Role of KvLQT1 in cyclic adenosine monophosphate-mediated Cl- secretion in human airway epithelia

Ion transport defects underlying cystic fibrosis (CF) lung disease are characterized by impaired cyclic adenosine monophosphate (cAMP)-dependent CI- conductance. Activation of CI- secretion in airways depends on simultaneous activation of luminal CI- channels and basolateral K+ channels. We determined the role of basolateral K+ conductance in cAMP-dependent CI- secretion in native human airway epithelium obtained from non-CF and CF patients. CF tissues showed typical alterations of short-circuit currents with enhanced amiloride-sensitive Na+ conductance and defective cAMP-mediated CI- conductance. In non-CF tissues, CI- secretion was significantly inhibited by the chromanol 293B (10 mu mol/liter), a specific inhibitor of K(V)LQT1 K+ channels.

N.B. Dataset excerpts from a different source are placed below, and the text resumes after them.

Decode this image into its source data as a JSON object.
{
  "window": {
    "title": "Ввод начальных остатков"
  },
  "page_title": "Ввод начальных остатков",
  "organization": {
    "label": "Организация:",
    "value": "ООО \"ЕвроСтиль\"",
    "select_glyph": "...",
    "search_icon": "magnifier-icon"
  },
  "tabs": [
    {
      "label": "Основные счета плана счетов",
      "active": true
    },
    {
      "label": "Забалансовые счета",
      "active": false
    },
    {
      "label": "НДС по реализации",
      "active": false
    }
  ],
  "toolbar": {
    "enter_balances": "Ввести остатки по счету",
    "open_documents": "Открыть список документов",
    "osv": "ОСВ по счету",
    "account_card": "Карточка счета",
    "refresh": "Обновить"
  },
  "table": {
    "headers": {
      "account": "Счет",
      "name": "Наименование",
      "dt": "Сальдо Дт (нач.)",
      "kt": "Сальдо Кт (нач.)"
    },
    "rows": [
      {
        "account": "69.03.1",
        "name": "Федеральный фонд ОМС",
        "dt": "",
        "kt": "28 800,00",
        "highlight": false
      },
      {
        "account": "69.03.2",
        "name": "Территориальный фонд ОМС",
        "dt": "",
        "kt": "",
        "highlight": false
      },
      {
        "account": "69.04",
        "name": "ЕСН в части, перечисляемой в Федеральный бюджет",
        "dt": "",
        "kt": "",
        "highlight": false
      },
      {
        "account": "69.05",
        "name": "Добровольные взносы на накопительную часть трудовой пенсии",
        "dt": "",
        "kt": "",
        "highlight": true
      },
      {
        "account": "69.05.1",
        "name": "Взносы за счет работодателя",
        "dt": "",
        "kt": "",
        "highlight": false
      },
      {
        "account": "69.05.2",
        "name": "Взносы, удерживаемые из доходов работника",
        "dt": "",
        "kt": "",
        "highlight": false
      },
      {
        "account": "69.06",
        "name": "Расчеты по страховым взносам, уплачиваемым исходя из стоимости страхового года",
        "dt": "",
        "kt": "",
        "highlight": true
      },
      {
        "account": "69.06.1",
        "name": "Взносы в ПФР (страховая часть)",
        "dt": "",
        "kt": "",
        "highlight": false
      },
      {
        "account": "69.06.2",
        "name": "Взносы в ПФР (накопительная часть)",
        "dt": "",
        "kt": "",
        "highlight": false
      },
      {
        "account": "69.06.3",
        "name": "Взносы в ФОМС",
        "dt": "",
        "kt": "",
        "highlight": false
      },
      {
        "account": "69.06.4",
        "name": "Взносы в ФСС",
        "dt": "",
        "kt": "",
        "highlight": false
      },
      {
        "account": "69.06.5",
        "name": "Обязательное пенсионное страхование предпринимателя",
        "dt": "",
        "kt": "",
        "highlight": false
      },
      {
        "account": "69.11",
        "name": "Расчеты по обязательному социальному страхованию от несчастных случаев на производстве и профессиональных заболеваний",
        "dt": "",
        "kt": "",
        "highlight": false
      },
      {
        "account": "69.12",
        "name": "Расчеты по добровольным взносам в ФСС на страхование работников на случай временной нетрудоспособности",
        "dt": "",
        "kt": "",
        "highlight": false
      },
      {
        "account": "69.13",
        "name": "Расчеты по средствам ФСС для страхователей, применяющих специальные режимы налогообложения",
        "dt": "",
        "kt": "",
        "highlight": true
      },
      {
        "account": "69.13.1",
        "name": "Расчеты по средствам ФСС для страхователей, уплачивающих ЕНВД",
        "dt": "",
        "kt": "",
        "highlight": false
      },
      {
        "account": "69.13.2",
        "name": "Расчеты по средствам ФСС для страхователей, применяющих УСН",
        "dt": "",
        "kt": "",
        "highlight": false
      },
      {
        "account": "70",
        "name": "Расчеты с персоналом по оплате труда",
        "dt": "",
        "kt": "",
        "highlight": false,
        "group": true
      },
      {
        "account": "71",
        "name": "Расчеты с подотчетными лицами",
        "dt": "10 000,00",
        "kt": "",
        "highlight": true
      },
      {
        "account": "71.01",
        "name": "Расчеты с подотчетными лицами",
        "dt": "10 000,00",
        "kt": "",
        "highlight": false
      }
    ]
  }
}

Inhibition was increased after cAMP-dependent stimulation. Similar effects were obtained with Ba2+ (5 mmol/liter). In patch-clamp experiments with a human bronchial epithelial cell line, stimulation with forskolin (10 mu mol/liter) simultaneously activated CI- and K+ conductance, The K+ conductance was reversibly inhibited by Ba2+ and 293B, Analysis of reverse-transcribed messenger RNA from non-CF and CF airways showed expression of human K(V)LQT1, We conclude that the K+ channel K(V)LQT1 is important in maintaining cAMP-dependent CI- secretion in human airways. Activation of KVLQT1 in CF airways in parallel with stimulation of residual CF transmembrane conductance regulator CI- channel activity or alternative CI- channels could help to circumvent the secretory defect.